In his book The World Without Us, journalist Alan Weisman describes several nasty legacies of human activity that could wreak havoc on the world if we all disappeared tomorrow. They represent the beginning of a list of pollutants I believe we should try to clean up regardless of our own future, thus helping in the realization of an ideal world.
Near the top of the list would be nuclear material, most of which will take many thousands of years to cease being radioactive enough to cause near-immediate death, cancer, or dangerous genetic mutations. In addition to many tons of material currently used in nuclear power plants and weapons that could be exposed to the environment when the systems protecting them fail, there is a growing amount of “waste” that has been properly or improperly isolated or shielded.
Of more immediate danger is the carbon dioxide we continue to add to the atmosphere; which, in addition to altering the climate, is more insidiously acidifying and reducing the oxygen in the oceans (destroying the base of the food chain and potentially enabling sulfur bacteria to damage the ozone layer and make the air un-breathable).
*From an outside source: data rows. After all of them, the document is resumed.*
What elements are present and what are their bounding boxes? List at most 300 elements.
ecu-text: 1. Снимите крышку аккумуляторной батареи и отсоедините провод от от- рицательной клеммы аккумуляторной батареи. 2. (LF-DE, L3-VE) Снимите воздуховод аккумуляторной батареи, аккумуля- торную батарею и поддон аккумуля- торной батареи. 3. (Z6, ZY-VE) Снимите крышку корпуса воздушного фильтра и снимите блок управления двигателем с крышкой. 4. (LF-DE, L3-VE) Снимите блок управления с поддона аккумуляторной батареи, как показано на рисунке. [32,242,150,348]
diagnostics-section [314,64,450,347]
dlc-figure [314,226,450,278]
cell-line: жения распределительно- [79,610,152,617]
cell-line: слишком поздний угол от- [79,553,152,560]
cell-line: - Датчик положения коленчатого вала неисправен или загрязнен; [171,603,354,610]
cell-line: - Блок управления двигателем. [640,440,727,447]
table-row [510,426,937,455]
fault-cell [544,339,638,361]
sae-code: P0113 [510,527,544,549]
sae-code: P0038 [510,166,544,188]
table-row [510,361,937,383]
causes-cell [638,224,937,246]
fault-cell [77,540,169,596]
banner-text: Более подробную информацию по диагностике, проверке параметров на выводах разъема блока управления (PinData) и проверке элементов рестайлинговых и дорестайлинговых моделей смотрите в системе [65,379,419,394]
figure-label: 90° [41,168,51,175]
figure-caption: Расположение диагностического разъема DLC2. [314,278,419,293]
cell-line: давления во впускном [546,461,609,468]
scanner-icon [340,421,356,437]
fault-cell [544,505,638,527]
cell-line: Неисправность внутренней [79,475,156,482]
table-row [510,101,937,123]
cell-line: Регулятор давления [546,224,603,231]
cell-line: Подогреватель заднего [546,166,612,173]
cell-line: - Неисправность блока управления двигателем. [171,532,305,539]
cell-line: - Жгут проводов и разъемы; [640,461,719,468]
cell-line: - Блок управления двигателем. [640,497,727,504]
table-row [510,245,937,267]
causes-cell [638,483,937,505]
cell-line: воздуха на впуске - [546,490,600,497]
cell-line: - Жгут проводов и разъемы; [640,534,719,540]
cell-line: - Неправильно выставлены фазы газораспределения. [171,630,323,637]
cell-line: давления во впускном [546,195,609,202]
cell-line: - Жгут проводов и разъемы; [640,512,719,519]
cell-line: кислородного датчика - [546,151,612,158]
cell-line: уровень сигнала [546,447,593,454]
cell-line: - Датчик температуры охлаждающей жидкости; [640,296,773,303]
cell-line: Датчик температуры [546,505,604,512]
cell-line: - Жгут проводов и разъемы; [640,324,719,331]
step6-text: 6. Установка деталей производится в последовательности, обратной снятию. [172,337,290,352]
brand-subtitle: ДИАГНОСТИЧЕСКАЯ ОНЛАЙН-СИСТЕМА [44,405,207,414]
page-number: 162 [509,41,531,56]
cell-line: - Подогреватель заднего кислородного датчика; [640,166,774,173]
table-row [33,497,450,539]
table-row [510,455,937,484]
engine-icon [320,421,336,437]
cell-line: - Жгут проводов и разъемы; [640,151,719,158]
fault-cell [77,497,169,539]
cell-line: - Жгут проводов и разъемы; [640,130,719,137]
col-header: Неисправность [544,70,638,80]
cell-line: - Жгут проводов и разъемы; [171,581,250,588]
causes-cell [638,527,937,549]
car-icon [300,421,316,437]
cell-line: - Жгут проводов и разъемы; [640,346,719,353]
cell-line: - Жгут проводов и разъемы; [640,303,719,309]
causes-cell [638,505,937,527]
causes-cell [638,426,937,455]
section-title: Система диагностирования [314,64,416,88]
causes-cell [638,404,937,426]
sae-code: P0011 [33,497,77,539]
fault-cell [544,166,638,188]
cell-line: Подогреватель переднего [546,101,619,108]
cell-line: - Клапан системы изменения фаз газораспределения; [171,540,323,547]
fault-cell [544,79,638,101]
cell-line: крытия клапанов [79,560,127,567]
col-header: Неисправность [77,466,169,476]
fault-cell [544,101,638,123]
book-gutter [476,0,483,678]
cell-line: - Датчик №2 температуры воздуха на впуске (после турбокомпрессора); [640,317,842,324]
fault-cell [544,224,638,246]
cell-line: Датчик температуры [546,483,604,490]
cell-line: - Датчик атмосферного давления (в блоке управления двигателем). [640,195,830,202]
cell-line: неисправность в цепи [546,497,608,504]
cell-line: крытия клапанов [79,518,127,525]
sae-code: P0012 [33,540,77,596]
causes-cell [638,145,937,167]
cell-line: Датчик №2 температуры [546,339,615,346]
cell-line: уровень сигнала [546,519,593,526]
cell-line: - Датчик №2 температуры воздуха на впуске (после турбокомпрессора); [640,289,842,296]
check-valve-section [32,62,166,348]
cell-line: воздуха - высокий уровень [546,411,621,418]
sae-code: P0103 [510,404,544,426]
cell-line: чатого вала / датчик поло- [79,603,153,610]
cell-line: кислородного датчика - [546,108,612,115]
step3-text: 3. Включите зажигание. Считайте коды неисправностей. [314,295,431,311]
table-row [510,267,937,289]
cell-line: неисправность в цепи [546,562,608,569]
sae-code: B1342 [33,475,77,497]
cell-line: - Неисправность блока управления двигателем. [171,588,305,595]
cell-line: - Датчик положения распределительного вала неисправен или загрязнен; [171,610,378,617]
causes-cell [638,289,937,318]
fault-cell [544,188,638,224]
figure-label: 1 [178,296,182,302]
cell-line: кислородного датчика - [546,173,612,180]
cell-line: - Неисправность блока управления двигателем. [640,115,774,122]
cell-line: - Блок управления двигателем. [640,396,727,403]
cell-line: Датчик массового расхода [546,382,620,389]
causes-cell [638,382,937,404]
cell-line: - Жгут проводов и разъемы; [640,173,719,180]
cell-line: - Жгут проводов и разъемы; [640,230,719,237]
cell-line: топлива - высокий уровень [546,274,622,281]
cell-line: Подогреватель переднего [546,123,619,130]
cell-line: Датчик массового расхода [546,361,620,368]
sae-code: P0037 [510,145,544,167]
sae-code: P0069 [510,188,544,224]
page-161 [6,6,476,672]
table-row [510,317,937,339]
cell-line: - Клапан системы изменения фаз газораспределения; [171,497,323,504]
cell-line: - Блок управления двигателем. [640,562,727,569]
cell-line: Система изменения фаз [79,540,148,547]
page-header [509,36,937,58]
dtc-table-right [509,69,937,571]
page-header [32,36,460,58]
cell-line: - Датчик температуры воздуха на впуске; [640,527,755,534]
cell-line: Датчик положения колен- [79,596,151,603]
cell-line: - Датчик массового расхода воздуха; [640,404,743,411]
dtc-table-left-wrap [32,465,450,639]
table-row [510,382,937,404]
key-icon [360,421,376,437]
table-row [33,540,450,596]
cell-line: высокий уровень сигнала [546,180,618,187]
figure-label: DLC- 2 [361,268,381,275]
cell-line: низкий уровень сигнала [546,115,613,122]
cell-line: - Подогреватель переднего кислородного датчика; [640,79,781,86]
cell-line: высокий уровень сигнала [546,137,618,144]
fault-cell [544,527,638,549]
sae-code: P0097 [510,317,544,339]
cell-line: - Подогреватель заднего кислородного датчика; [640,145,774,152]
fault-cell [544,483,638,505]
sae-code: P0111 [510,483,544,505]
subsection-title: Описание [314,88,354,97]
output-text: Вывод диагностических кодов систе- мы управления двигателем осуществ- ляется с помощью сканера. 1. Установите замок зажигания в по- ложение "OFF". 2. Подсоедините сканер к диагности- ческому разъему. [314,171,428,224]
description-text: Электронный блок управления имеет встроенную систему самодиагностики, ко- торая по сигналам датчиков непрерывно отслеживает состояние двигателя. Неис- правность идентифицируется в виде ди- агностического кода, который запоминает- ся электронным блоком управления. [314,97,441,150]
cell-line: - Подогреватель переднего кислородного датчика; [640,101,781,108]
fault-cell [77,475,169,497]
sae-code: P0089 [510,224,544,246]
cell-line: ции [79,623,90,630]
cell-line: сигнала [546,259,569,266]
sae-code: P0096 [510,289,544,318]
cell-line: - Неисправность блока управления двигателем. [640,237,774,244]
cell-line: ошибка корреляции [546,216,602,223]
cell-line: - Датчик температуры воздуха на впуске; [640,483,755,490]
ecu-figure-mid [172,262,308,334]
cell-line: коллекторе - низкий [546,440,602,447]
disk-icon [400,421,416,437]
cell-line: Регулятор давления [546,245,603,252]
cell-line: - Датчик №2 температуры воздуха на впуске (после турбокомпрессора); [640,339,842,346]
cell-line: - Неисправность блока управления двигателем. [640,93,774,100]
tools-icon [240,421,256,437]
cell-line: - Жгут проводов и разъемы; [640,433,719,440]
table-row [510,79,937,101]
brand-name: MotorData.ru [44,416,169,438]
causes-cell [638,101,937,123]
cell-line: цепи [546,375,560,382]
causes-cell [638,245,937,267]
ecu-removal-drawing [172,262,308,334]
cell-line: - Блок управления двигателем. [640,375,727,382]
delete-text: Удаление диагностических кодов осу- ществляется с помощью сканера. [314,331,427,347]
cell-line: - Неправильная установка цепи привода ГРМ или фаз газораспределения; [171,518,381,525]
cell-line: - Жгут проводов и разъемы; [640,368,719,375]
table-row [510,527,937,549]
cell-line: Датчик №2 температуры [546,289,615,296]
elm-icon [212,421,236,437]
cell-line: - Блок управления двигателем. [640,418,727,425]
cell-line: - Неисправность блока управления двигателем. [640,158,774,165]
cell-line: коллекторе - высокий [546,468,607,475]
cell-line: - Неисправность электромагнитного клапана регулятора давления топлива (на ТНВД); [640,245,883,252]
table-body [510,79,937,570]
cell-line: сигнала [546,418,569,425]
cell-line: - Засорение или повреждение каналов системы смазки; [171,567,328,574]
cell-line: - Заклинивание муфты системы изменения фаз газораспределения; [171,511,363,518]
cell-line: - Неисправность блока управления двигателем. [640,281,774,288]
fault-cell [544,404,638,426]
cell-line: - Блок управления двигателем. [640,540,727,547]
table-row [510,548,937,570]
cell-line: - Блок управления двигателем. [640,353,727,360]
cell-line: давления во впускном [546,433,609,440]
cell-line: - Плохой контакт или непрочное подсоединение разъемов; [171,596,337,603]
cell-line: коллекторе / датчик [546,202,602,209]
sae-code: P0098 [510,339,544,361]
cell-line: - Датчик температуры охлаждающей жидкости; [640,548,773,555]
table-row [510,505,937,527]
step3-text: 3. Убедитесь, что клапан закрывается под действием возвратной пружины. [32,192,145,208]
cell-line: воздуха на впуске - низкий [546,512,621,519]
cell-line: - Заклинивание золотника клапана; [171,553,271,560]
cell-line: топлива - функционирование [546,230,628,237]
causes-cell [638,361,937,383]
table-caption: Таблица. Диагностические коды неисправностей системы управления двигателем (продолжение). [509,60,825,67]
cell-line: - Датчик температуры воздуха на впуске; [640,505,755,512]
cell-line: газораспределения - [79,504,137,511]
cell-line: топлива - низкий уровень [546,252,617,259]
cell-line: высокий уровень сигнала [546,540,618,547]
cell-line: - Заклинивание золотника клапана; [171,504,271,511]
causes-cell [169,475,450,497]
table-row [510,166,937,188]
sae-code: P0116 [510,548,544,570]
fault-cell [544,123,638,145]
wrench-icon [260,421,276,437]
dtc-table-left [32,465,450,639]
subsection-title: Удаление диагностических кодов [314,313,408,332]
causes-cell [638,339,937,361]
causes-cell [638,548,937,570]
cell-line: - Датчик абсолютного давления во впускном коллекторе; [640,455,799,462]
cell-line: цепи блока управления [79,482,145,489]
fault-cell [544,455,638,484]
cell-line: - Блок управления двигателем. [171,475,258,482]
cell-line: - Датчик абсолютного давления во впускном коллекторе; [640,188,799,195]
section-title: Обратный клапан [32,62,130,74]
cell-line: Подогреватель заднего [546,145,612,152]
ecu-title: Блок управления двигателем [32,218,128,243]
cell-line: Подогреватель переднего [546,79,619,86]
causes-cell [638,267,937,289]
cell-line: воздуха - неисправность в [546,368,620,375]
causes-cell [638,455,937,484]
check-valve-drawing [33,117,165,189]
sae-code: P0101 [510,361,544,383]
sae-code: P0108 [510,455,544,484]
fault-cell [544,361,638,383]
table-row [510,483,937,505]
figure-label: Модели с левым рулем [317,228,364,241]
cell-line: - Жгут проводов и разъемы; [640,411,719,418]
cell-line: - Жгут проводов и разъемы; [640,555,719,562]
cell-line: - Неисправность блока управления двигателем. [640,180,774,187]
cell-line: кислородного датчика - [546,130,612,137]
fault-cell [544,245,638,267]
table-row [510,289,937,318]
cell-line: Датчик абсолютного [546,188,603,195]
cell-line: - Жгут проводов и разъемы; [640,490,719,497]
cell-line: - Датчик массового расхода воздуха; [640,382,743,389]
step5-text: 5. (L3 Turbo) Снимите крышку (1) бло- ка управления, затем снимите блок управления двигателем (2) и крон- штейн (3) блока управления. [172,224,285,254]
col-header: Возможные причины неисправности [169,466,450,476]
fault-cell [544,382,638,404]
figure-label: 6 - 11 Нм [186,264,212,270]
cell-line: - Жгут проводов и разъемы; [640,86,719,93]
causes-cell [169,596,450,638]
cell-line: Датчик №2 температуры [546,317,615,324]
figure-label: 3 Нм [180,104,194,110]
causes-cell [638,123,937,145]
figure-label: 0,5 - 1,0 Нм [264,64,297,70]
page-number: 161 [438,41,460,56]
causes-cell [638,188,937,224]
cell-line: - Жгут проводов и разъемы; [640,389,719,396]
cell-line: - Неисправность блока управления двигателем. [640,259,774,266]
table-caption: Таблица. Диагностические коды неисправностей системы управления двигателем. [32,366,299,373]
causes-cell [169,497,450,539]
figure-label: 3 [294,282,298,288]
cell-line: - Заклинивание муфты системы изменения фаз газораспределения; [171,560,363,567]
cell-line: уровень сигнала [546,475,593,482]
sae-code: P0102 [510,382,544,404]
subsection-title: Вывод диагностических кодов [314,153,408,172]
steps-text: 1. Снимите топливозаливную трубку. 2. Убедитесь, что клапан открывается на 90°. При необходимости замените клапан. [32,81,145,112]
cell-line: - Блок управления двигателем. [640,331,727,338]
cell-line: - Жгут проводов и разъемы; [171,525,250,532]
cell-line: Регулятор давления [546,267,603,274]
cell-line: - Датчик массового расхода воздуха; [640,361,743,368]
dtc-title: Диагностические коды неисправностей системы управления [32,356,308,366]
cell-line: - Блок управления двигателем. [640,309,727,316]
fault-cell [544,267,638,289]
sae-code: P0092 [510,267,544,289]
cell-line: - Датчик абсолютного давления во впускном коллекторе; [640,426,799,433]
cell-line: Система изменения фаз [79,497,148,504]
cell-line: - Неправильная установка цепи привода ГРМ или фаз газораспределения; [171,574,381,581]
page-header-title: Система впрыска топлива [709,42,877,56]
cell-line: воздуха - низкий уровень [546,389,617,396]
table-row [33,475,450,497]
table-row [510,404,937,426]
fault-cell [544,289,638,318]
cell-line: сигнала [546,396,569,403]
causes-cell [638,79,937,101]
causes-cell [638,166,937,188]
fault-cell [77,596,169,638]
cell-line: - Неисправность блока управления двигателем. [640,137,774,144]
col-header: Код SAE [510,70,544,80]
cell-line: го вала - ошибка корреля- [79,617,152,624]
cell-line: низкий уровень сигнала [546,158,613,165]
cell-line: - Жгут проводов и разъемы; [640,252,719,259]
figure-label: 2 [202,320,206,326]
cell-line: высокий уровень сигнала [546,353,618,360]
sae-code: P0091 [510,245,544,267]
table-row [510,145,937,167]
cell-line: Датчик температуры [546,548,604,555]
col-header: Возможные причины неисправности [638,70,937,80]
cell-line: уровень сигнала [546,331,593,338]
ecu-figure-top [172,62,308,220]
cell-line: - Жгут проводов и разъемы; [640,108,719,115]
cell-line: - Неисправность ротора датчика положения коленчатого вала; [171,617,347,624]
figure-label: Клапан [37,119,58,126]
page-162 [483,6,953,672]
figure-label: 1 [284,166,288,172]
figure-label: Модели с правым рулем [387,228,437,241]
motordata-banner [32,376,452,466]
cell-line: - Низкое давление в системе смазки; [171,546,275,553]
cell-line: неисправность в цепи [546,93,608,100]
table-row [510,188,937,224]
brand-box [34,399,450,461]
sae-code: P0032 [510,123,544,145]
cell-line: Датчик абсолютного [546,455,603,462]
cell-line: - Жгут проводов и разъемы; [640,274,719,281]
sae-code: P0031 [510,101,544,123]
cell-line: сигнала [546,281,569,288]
Global warming could drastically intensify if increased temperatures cause permafrost to melt, exposing huge amounts of the methane, which is a far more effective greenhouse gas.
Persistent organic pollutants (“POPs”) such as polychlorinated biphenyls (PCBs), polyaromatic hydrocarbons (PAHs) and dioxins are nearly indestructible toxic substances that have negative effects even in small doses and are now found almost everywhere in the world. POPs are products of industrial organic chemistry that includes creation of plastics, aiding agriculture (pesticides and herbicides), and weapons (Agent Orange). The toxic effects of POPs may be enabled by the ingestion of tiny particles of plastic, the result of degradation of our plastic products by natural forces and the deposition of much of this waste into the oceans by wind and river runoff.
Heavy metals such as zinc, copper, lead, and chromium are, in high enough concentrations, toxic to humans and other animals. They are integral parts, or emitted by, much of what our economies produce, including power plants, cars, and fertilizers; and they are likely to be around for thousands to tens of thousands of years.
Weisman’s research suggests that Nature will eventually adapt to most of these pollutants, though there will be much pain and death along the way. He concludes his book with one major suggestion for dealing with most of the ills we face: reducing the world’s population humanely by limiting the birth rate to one child per mother. Fewer people would produce less waste and give the biosphere room to recover from our assault.